Now, I realize that Bungie was trying something different with Destiny. I respect flawed but ambitious games. Games like Parasite Eve 2 number among my favourite games ever. I even respect Resident Evil 6, even though it was horrible, for trying something utterly new with the franchise. I don’t respect Destiny. There is a difference between doing and saying. Bungie said they were trying something unique and new. I see no evidence of that in the game. There isn’t some really interesting new component that just didn’t work right. Instead, what we have with Destiny is a frankenstein’s monster. Bungie cobbled together elements from a host of games, creating a hulking behemoth which is completely inferior to all its father parts. And, even so, all this could have been all right, but Bungie seemed to have not studied anatomy. The same way the leg bone doesn’t connect to the neck bone, poor weapon variety doesn’t work well with shoot and loot style games.

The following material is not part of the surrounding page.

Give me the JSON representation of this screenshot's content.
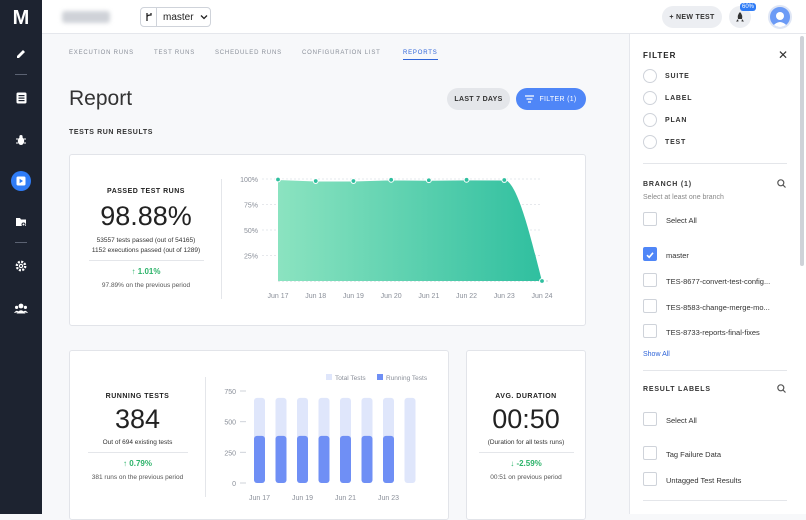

There’s more to say, but I think I’ve made may point. Destiny is not, I repeat, is NOT a bad game. But it isn’t a great game either. This is the tragic part. There will be many people who have lots of fun with the game, which is great, but that doesn’t mean the game isn’t full of really awful design flaws, ones you wouldn’t expect from a veteran developer. I’m still enjoying Destiny for what it is, but I can’t help but feel that the entire development lacked a cohesive vision. None of the parts fit, and nothing complements one another. More troubling, the world is devoid of things to do. Why make an MMO-style end game, and make it so easy to get to, when there is so little end-game content? Destiny may indeed be salvaged after multiple expansions and patches. Many have said this fact. What I say in return is that no developer, especially one of Bungie’s stature, should have let the game go out in its current state. It is unacceptable to say that it can all be fixed later down the road by charging people for the content that should have been in the game in the first place. Am I being harsh? Yes. That’s the point of being critical. And Destiny wouldn’t inspire such criticism if it weren’t so hyped. As I said at the beginning – hype is a destructive force.